Bu kitap, emeğin kapitalizm ile ilişkisini teorik bir çerçeveden incelemeyi amaçlayan bir çalışmanın ürünüdür. Bu kitap kuşkusuz emek ile kapitalizm arasındaki ilişkiyi inceleyen ne ilk çalışmadır ne de son çalışma olacaktır. Ancak, kitabın dayandığı düşünce diğer çalışmalardan bir noktada ayrılmaktadır: Literatürde emek ile kapitalizm arasındaki zıtlıklar, çıkar çatışmaları ve çelişkilerin neler olduğunu inceleyen çok sayıda çalışma vardır.

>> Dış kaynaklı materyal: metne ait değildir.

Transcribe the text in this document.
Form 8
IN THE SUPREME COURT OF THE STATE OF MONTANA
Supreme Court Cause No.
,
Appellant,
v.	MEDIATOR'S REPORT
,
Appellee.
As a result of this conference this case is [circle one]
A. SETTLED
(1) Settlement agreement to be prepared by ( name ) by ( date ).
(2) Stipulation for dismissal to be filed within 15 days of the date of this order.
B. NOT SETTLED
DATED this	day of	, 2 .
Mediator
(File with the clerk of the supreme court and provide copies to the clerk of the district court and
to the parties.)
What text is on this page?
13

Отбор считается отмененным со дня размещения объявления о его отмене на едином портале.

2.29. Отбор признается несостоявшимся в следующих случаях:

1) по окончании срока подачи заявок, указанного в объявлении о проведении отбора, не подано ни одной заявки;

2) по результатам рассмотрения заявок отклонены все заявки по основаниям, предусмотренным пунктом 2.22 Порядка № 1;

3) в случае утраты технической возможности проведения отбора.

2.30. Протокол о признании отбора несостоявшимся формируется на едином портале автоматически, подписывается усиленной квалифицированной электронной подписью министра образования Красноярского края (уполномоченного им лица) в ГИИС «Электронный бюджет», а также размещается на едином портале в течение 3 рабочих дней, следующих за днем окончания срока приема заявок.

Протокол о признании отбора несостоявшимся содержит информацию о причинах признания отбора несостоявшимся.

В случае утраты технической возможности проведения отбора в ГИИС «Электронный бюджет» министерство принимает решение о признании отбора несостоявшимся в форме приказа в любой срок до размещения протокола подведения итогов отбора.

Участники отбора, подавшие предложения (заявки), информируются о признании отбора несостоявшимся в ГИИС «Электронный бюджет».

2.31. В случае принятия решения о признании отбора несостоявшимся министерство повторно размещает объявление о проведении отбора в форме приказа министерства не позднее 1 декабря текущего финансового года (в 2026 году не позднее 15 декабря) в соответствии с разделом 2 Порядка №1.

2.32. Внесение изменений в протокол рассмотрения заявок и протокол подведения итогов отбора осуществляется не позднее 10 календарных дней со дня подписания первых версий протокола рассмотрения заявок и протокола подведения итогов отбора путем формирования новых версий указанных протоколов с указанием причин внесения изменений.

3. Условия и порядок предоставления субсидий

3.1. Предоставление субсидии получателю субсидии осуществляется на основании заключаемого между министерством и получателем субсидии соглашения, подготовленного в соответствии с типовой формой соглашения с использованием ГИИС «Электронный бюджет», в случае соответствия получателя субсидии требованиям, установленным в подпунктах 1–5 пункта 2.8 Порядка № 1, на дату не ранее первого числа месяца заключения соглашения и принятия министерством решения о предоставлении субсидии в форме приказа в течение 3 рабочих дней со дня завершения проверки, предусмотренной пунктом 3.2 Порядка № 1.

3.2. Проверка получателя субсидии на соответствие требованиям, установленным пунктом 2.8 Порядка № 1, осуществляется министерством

Ancak bu kitabın iddiası, emek ile kapitalizm arasındaki zıtlıkların, çıkar çatışmalarının ve çelişkilerin nasıl oluşturulduğunun anlaşılmasına ışık tutmaktır. Bu kitabın belki de can alıcı noktası manipülasyon kavramının kullanılması değil, manipülasyon sürecinin nasıl gerçekleştirildiğinin gösterilmesine çalışmasıdır.Manipülasyon teorisinin özünü kültür oluşturmaktadır. Çünkü, sanayi devrimi öncesi ve sonrası dönemlerde insanları işe koşmak için fiziksel zorlama yöntemi kullanırken, günümüzde fiziksel zorlama yerini manevi zorlamaya bırakmıştır.
Bu kitap, insanların işe koşulurken karşılaştıkları manevi zorlama sürecinin nasıl işlediğine işaret etmektedir; manevi zorlama süreci manipülasyon kavramı ile açıklanmakta ve manipülasyonun da kültür ile gerçekleştirildiği gösterilmeye çalışmaktadır.Kitap üç ana başlıktan oluşmaktadır. Birinci bölümde emeğin yaratılma sürecinin özünü oluşturan kültür olgusu incelenmektedir.